Review: Grouper - Ruins
By Jordan Matthiass, Contributor
[Kranky; 2014]
Rating: 7/10
Key Tracks: “Made of Air,” “Holding,” “Made of Air”
Liz Harris, who records under the name of Grouper, has always made music tied to certain feelings. So minimalist and abstract are her compositions that one cannot easily digest such without first linking them to other, more familiar ephemera: those of fleeting emotions, irregular moods and distant settings.
Settings are an especially integral component of Ruins. Recorded during a week-long artist residency in Aljezur, Portugal, the album features almost solely voice and piano; sometimes not even that. Many spots of field recording dot the landscape of Ruins, buffering tracks’ beginnings and endings.
Frogs croak and storms rumble in the background of many songs. At one point, a mechanized beep, possibly a timer of some sort, finds its way into “Labyrinth.” Harris continues playing and doesn’t cut the odd noise. It’s not hard to imagine her forlornly shrugging her shoulders, not wanting to put the effort into recutting.
Although there is something phantom about the distant piano work of Ruins and despite being released on Halloween, it’s not as inherently eerie as previous records. It’s simply desolate. Few things come between Harris’ emotions and the listener. There are no intermediary layers to disconnect you from the aching cries of the singer and this is for the best.
More than any other Grouper release, Ruins is an album built upon these emotions of longing. For the first time in Harris’ career, she has stripped away the unending cascade of loops and drones, elements heretofore central to the Grouper identity, to expose a vulnerable and insecure side of herself hidden away by those very same layers of repetition that are so evocative of her work.
On “Holding,” the listener finds a lovelorn Grouper struggling to come to terms with heartache. “I hear you calling and I want to go / Run straight into the valleys of your arms and disappear there,” pleads Harris, falling into an uncharastically romantic (if not also despondent) rut. “Holding” is Grouper’s reminder of the fleeting nature of love and warmth found in others’ arms, dying away into the sounds of rain, or tears, falling heavily.
The thunderstorm closing of “Holding” flows beautifully into the cloudy-skies ambiance of album closer “Made of Air.” This 11-minute thesis refines the emotional sharpness of previous pieces and connects it with the aural fogginess of pre-Ruins Harris. No vocals ever find their way to the fore; one is left to wonder where our beleaguered heroine has gone. Perhaps somewhere past the realm of thunderstorms and car alarm samples?
It would seem so, as “Made of Air” seems to be, indeed, made of air.
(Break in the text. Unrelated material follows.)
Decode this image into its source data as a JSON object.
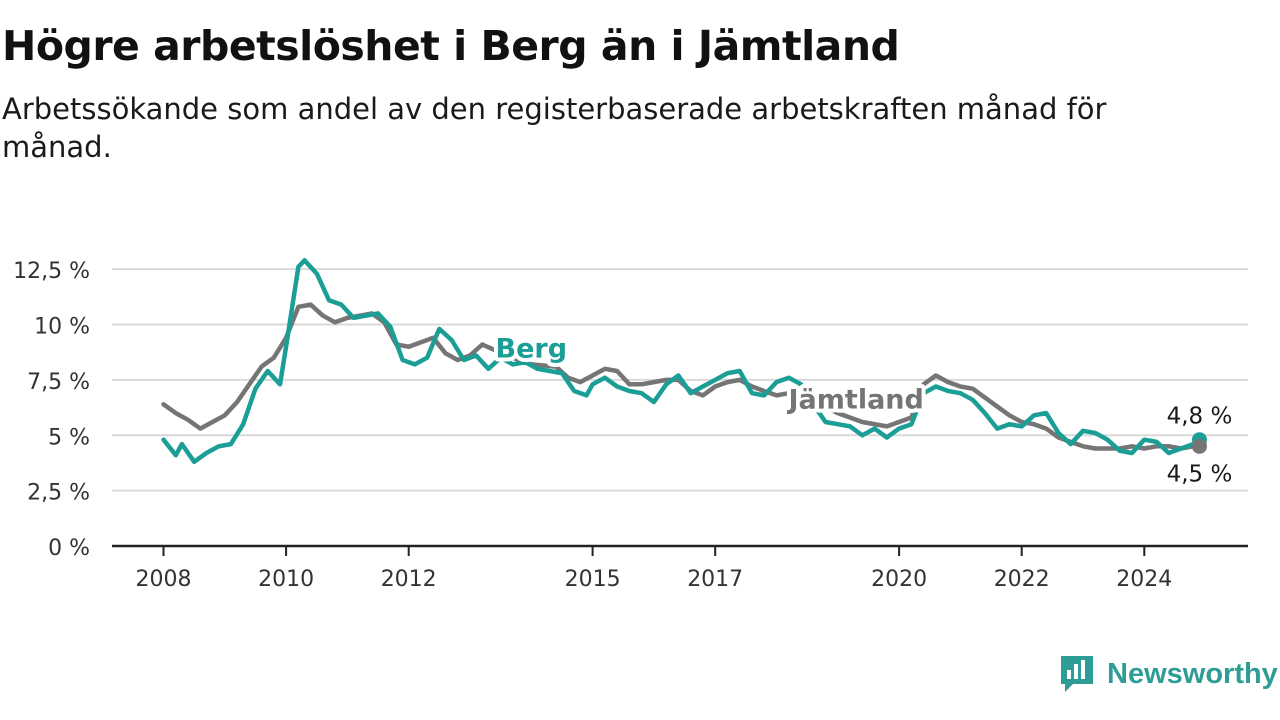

Only droney hum exists; as it bends and bows, we can only hope that Harris has found the peace she wanted on earlier reflections. After all, this song is a good analog for what disappearing into the arms of your love feels like.
Ruins is certainly a Grouper album, even if it bears little trademarks outside of its quiet nature and constant buzz of analog grain. When critiqued as such, it shines as a marker of growth in songstress Liz Harris’ repertoire, but when taken outside of that context, Ruins means even more. It is a one-of-a-kind look, through the fogged lens of ambient music, at the harrows of love.